The Allies are convinced that the capture of the ridge at Broodseinde will be decisive for their Flemish offensive. The capture is initially scheduled for 6 October. But with autumn weather approaching and a higher risk of bad weather, the attack is brought forward two days. Near Zonnebeke, the German Flandern I-Stellung is in full view of the opponent. This makes supplying troops and equipment extremely difficult. The German army command is forced to take drastic measures: a major counterattack at Zonnebeke christened Unternehmung Höhensturm (Storm at High Altitude). The operation turns into a catastrophe. Hundreds of Germans are killed and a multitude are taken prisoner of war or wounded.

Between 25 September and 10 October 1917, GRzF5 was also deployed near Zonnebeke, around and in the castle grounds. On 25 September, the German front and hinterland were heavily shelled by British artillery. In the early hours of 26 September, word seeped through that the Allied attack could break out at any moment. During the Battle of Polygon Forest, the German regiments are overwhelmed.

Relief follows on September 28. At 4am, for GGR5, the relief is finished. It will be until the evening before GRzF5 will also take up its positions. On arrival, the unit writes the following: "In der Trichterstellung liegen zwischen Häusertrümmern zahlreiche Tote und Geräte aller Art. Baumstümpfe zeigen an, dass einst hier auch kleine Wäldchen standen. Zonnebeke ist nur noch ein großer Steinhaufen." (In the crater site, numerous corpses and all kinds of material lie among the rubble of the houses. Tree stumps indicate that small groves also once stood here. Zonnebeke is now just a big pile of stone rubble).

On 3 October, Zonnebeke is once again under heavy fire. Even far behind the front line, streets and remains of farms are machine-gunned from aircraft.

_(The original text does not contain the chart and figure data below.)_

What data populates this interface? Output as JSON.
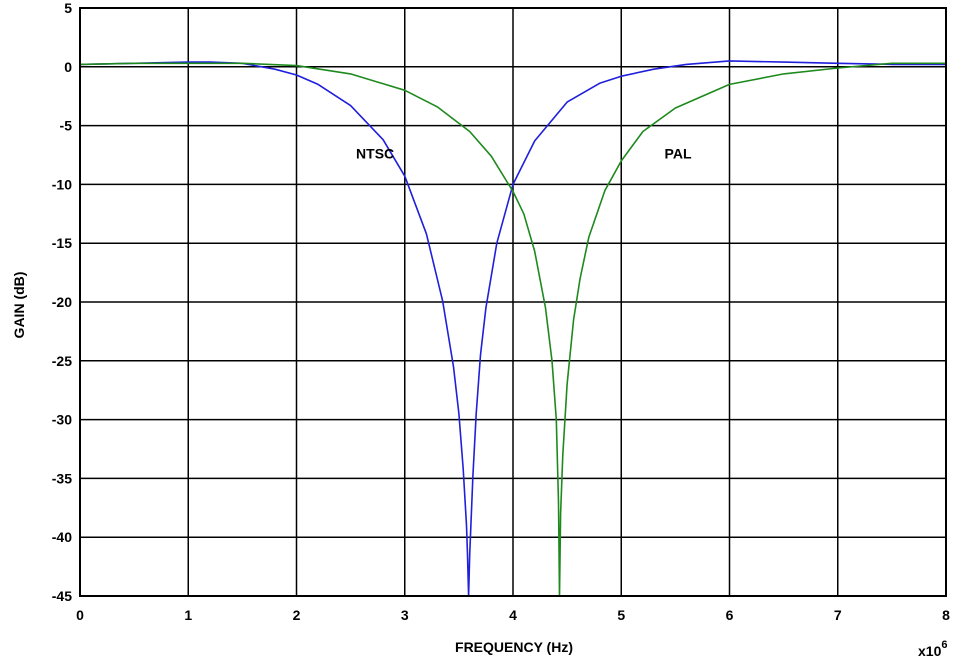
{
  "chart_data": {
    "type": "line",
    "title": "",
    "xlabel": "FREQUENCY (Hz)",
    "ylabel": "GAIN (dB)",
    "x_multiplier_label": "x10",
    "x_multiplier_exponent": "6",
    "xlim": [
      0,
      8
    ],
    "ylim": [
      -45,
      5
    ],
    "x_ticks": [
      0,
      1,
      2,
      3,
      4,
      5,
      6,
      7,
      8
    ],
    "y_ticks": [
      5,
      0,
      -5,
      -10,
      -15,
      -20,
      -25,
      -30,
      -35,
      -40,
      -45
    ],
    "grid": true,
    "series": [
      {
        "name": "NTSC",
        "color": "#1f1fdc",
        "x": [
          0,
          0.5,
          1.0,
          1.2,
          1.5,
          1.8,
          2.0,
          2.2,
          2.5,
          2.8,
          3.0,
          3.2,
          3.35,
          3.45,
          3.5,
          3.54,
          3.57,
          3.58,
          3.59,
          3.6,
          3.63,
          3.66,
          3.7,
          3.75,
          3.85,
          4.0,
          4.2,
          4.5,
          4.8,
          5.0,
          5.3,
          5.6,
          6.0,
          6.5,
          7.0,
          7.5,
          8.0
        ],
        "y": [
          0.2,
          0.3,
          0.4,
          0.4,
          0.3,
          -0.2,
          -0.7,
          -1.5,
          -3.3,
          -6.2,
          -9.3,
          -14.2,
          -19.9,
          -25.5,
          -29.5,
          -34.2,
          -39.0,
          -41.5,
          -45,
          -41.5,
          -34.8,
          -29.5,
          -24.5,
          -20.5,
          -15.0,
          -10.0,
          -6.3,
          -3.0,
          -1.4,
          -0.8,
          -0.2,
          0.2,
          0.5,
          0.4,
          0.3,
          0.2,
          0.2
        ]
      },
      {
        "name": "PAL",
        "color": "#1e8a1e",
        "x": [
          0,
          0.5,
          1.0,
          1.5,
          2.0,
          2.5,
          3.0,
          3.3,
          3.6,
          3.8,
          4.0,
          4.1,
          4.2,
          4.3,
          4.36,
          4.4,
          4.42,
          4.43,
          4.44,
          4.46,
          4.5,
          4.56,
          4.62,
          4.7,
          4.85,
          5.0,
          5.2,
          5.5,
          6.0,
          6.5,
          7.0,
          7.5,
          8.0
        ],
        "y": [
          0.2,
          0.3,
          0.3,
          0.3,
          0.1,
          -0.6,
          -2.0,
          -3.4,
          -5.5,
          -7.6,
          -10.6,
          -12.5,
          -15.7,
          -20.5,
          -25.0,
          -30.0,
          -37.0,
          -45,
          -38.0,
          -33.0,
          -27.0,
          -21.5,
          -18.0,
          -14.5,
          -10.5,
          -8.0,
          -5.5,
          -3.5,
          -1.5,
          -0.6,
          -0.1,
          0.3,
          0.3
        ]
      }
    ],
    "annotations": [
      {
        "text": "NTSC",
        "x": 2.55,
        "y": -7.8
      },
      {
        "text": "PAL",
        "x": 5.4,
        "y": -7.8
      }
    ]
  }
}
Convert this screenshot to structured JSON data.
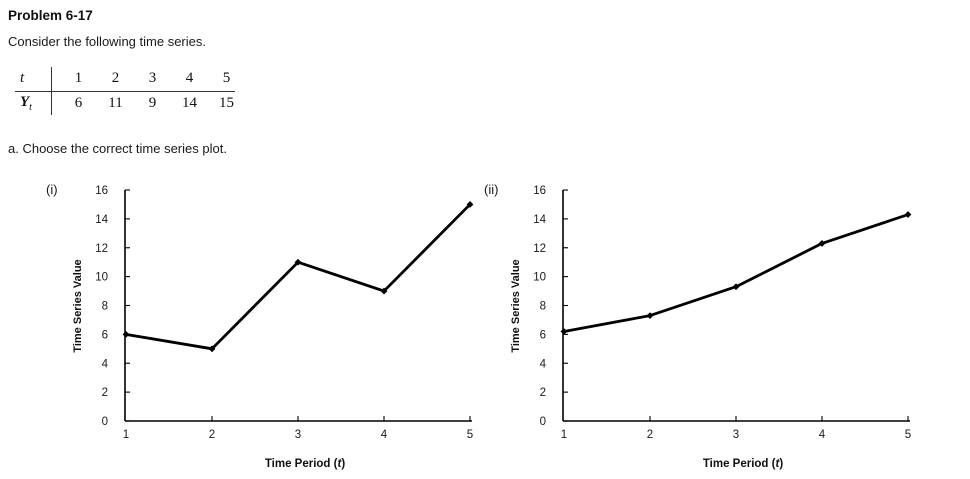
{
  "page": {
    "background": "#ffffff",
    "text_color": "#1a1a1a",
    "accent": "#000000"
  },
  "header": {
    "title": "Problem 6-17",
    "intro": "Consider the following time series."
  },
  "table": {
    "row1_label": "t",
    "row2_label_main": "Y",
    "row2_label_sub": "t",
    "t_values": [
      "1",
      "2",
      "3",
      "4",
      "5"
    ],
    "y_values": [
      "6",
      "11",
      "9",
      "14",
      "15"
    ]
  },
  "question": {
    "label": "a. Choose the correct time series plot."
  },
  "chart_data": [
    {
      "type": "line",
      "label": "(i)",
      "x": [
        1,
        2,
        3,
        4,
        5
      ],
      "values": [
        6,
        5,
        11,
        9,
        15
      ],
      "xlabel": "Time Period (t)",
      "xlabel_prefix": "Time Period (",
      "xlabel_t": "t",
      "xlabel_suffix": ")",
      "ylabel": "Time Series Value",
      "ylim": [
        0,
        16
      ],
      "ytick_step": 2,
      "xticks": [
        1,
        2,
        3,
        4,
        5
      ],
      "yticks": [
        0,
        2,
        4,
        6,
        8,
        10,
        12,
        14,
        16
      ],
      "grid": false,
      "legend": "none",
      "marker": "diamond",
      "line_color": "#000000"
    },
    {
      "type": "line",
      "label": "(ii)",
      "x": [
        1,
        2,
        3,
        4,
        5
      ],
      "values": [
        6.2,
        7.3,
        9.3,
        12.3,
        14.3
      ],
      "xlabel": "Time Period (t)",
      "xlabel_prefix": "Time Period (",
      "xlabel_t": "t",
      "xlabel_suffix": ")",
      "ylabel": "Time Series Value",
      "ylim": [
        0,
        16
      ],
      "ytick_step": 2,
      "xticks": [
        1,
        2,
        3,
        4,
        5
      ],
      "yticks": [
        0,
        2,
        4,
        6,
        8,
        10,
        12,
        14,
        16
      ],
      "grid": false,
      "legend": "none",
      "marker": "diamond",
      "line_color": "#000000"
    }
  ]
}
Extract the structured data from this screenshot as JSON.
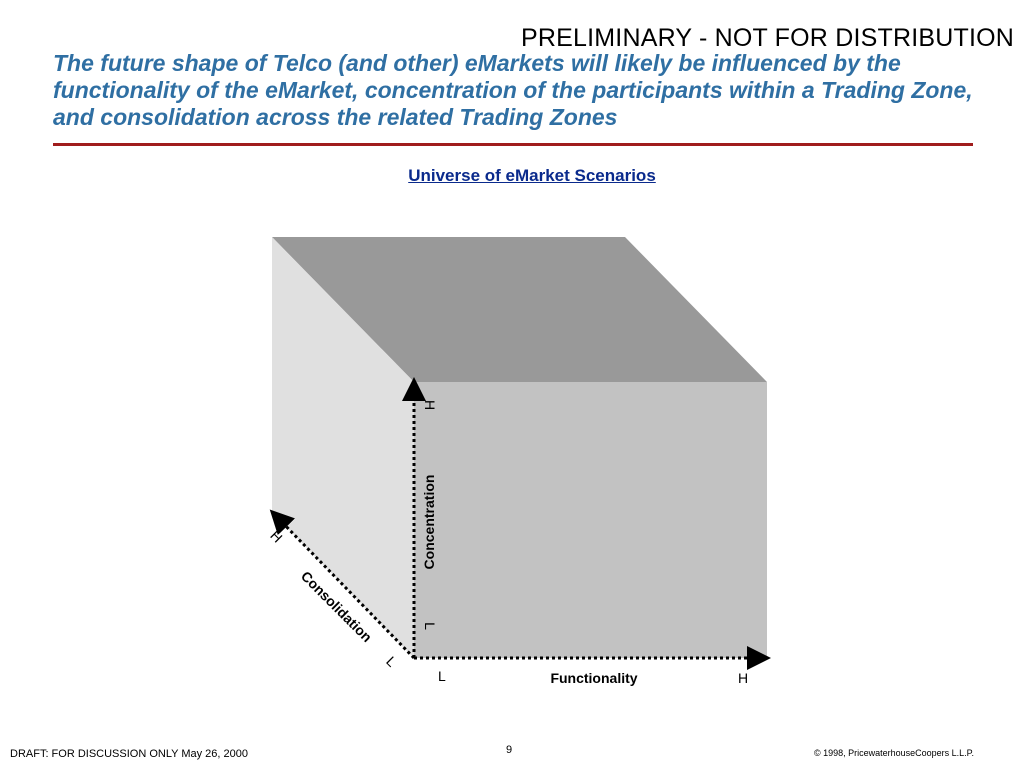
{
  "header": {
    "banner": "PRELIMINARY - NOT FOR DISTRIBUTION",
    "headline": "The future shape of Telco (and other) eMarkets will likely be influenced by the functionality of the eMarket, concentration of the participants within a Trading Zone, and consolidation across the related Trading Zones",
    "accent_color": "#a01c1c",
    "headline_color": "#2f6fa3"
  },
  "diagram": {
    "subtitle": "Universe of eMarket Scenarios",
    "axes": {
      "functionality": {
        "label": "Functionality",
        "low": "L",
        "high": "H"
      },
      "concentration": {
        "label": "Concentration",
        "low": "L",
        "high": "H"
      },
      "consolidation": {
        "label": "Consolidation",
        "low": "L",
        "high": "H"
      }
    },
    "face_colors": {
      "top": "#999999",
      "side": "#e0e0e0",
      "front": "#c2c2c2"
    }
  },
  "footer": {
    "draft_note": "DRAFT: FOR DISCUSSION ONLY May 26, 2000",
    "page_number": "9",
    "copyright": "© 1998, PricewaterhouseCoopers L.L.P."
  }
}
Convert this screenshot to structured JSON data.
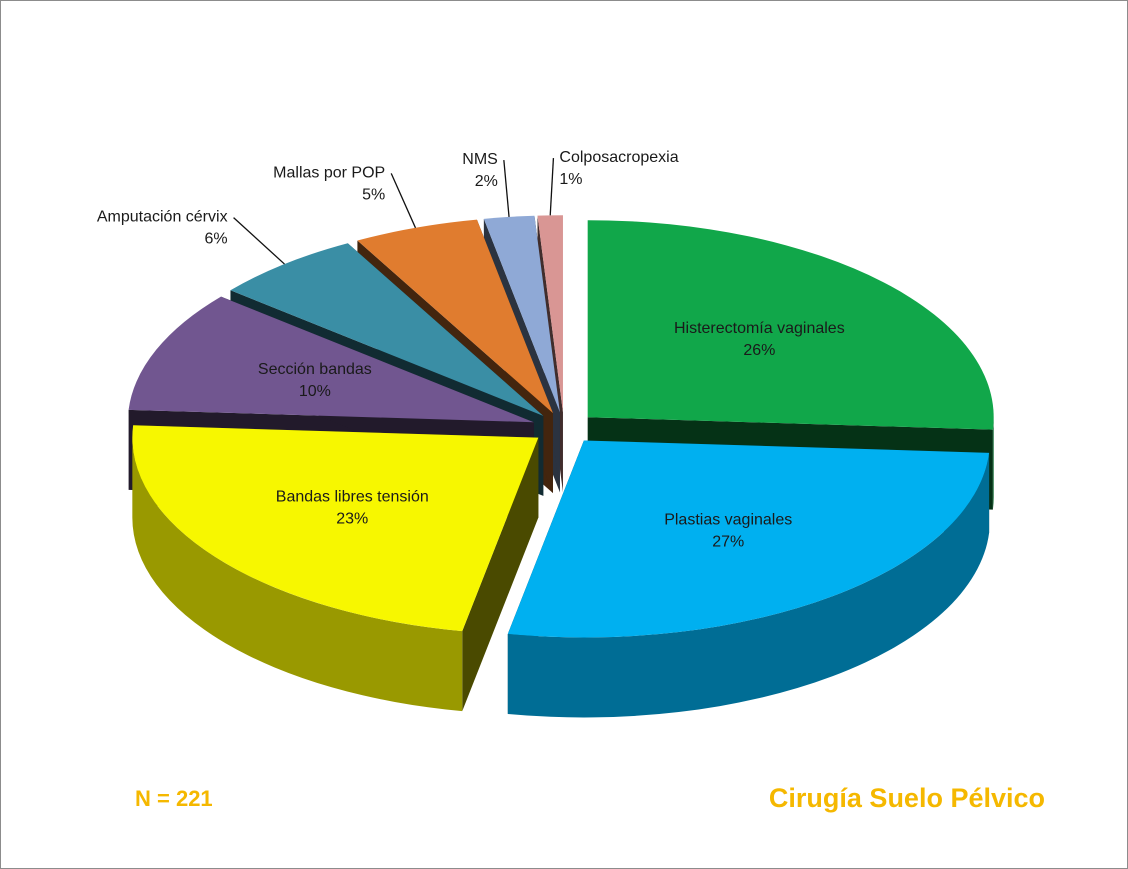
{
  "chart_data": {
    "type": "pie",
    "title": "Cirugía Suelo Pélvico",
    "annotation": "N = 221",
    "categories": [
      "Histerectomía vaginales",
      "Plastias vaginales",
      "Bandas libres tensión",
      "Sección bandas",
      "Amputación cérvix",
      "Mallas por POP",
      "NMS",
      "Colposacropexia"
    ],
    "values": [
      26,
      27,
      23,
      10,
      6,
      5,
      2,
      1
    ],
    "value_labels": [
      "26%",
      "27%",
      "23%",
      "10%",
      "6%",
      "5%",
      "2%",
      "1%"
    ],
    "colors": [
      "#11a74a",
      "#00b0f0",
      "#f7f700",
      "#715690",
      "#3a8ea5",
      "#e07c2f",
      "#8fa9d6",
      "#d99694"
    ]
  }
}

The German artillery falls short. Some shells fall on their own front line.

On the eve of Operation Unternehmung Höhensturm, scheduled for 4 October, another internal relay follows at dusk. The I./GRzF5 takes over the front. In Bereitschaft, GRzF5 now occupies the 10. and 11. Company in front with the 12. and 9. Company positions. Despite heavy losses, Karl survives the confrontation.

In the spring of 1918, Karl Rothenburg took part in the 1918 Spring Offensive. On 29 March, he was wounded by shrapnel in his right hand. For his achievements in the battles of March and April, he was awarded the Knight's Cross of the House Order of Hohenzollern on 23 May 1918. Charles was decorated with the Pour le Mérite, the highest award for bravery within the German army. He remained commander of 2./5.G.R.z.F. until he left the army on 20 December 1918.

When the Wehrmacht was established in early 1935, Rothenburg requested reactivation of army service. He became a major in the Kampfwagen-Regiment 1. Rothenburg was promoted to Oberstleutnant on 1 April 1938. A year later, he became commander of Panzer-Regiment 6. As tensions ran high on the European continent, he was promoted to the temporary rank of Oberst (colonel) in 1939. His regiment then became involved in the heavy fighting of Minsk in late June 1941. Karl was wounded by an explosion from a burning armoured train. Some soldiers offered him to be evacuated but he refused. Not wanting to further weaken his depleted regiment, he opted to ride back to the rear. On his way through enemy territory, he was killed on 28 June 1941. After his death, he was promoted to major general.